The Catalinas Islands are one of the most popular spots for scuba diving, due to its wide variety of sea life and its views.

===Golf===

Golf courses include the Hacienda Pinilla Golf Club, the Reserva Conchal Beach Resort, and Four Seasons Resort Peninsula Papagayo.

===Culture and arts===

There is a night market, food truck park, skate park, and features regular fire conclave performance shows at the beach.

Tamarindo is home to several electronic dance music festivals, including The BPM Festival and the Ocaso Underground Music Festival.

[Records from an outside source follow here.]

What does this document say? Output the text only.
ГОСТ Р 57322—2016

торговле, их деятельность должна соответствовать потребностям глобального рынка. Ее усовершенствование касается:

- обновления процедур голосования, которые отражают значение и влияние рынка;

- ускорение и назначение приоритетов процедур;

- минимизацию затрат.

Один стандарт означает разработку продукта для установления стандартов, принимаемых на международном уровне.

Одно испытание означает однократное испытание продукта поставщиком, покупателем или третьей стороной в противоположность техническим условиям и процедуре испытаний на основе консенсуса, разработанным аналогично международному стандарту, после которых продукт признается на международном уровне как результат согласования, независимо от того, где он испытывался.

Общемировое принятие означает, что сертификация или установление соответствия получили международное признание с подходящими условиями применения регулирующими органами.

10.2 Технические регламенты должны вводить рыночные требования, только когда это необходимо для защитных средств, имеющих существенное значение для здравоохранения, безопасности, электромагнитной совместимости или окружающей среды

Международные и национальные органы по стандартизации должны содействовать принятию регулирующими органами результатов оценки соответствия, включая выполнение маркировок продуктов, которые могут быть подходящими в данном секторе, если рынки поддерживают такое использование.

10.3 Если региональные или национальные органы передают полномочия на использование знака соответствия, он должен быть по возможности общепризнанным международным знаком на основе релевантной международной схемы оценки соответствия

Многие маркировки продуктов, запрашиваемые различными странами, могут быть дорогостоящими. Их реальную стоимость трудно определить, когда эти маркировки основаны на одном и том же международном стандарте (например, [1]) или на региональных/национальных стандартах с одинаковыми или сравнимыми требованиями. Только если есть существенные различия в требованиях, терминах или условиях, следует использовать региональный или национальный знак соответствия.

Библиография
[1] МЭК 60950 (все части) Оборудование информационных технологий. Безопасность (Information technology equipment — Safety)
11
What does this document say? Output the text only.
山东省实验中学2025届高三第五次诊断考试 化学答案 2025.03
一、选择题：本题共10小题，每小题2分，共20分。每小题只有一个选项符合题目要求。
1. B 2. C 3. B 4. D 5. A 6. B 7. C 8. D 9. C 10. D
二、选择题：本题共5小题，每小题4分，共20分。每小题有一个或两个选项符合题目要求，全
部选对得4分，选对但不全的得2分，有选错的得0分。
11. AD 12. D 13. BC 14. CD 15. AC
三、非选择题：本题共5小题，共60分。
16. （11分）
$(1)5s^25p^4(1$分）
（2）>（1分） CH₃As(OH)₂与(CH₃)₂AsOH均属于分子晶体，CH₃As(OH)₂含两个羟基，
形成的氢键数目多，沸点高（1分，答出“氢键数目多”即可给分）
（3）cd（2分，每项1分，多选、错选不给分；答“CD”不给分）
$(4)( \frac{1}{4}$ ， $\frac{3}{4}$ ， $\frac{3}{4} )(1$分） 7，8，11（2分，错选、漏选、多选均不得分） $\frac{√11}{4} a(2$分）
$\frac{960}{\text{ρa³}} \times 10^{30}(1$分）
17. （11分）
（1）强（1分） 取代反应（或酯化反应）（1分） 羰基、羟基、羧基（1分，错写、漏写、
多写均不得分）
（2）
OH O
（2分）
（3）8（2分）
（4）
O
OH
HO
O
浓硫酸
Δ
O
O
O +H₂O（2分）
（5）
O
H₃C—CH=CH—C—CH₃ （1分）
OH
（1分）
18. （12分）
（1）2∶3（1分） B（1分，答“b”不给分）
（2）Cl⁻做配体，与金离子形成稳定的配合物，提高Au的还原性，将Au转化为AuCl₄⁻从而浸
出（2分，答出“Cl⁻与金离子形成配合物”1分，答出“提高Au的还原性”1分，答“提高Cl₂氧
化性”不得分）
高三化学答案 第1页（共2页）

The town has a small gay bar.

== Weather ==
The town of Tamarindo has essentially two seasons: the wet, generally May to November; and the dry, December to April.

== Demographics ==

Tamarindo's population grew from at the 2011 census to 7,861 in the 2020 census.

==Transportation==
=== Road transportation ===
The district is served by:
- National Route 152
- National Route 155

===Airport===
Tamarindo is the most accessible location along the northern Pacific coast of Costa Rica with an airstrip.

Liberia International Airport is the closest international airport to Tamarindo, about an hour away.

===Public transportation===
There is a scheduled daily bus service to and from San José, as well as a paved highway to San José, with driving time of 3.5 to 6 hours depending on traffic.

==Gallery==

Panoramic view of Las Baulas National Marine Park and Playa Grande, located 2 km from downtown Tamarindo.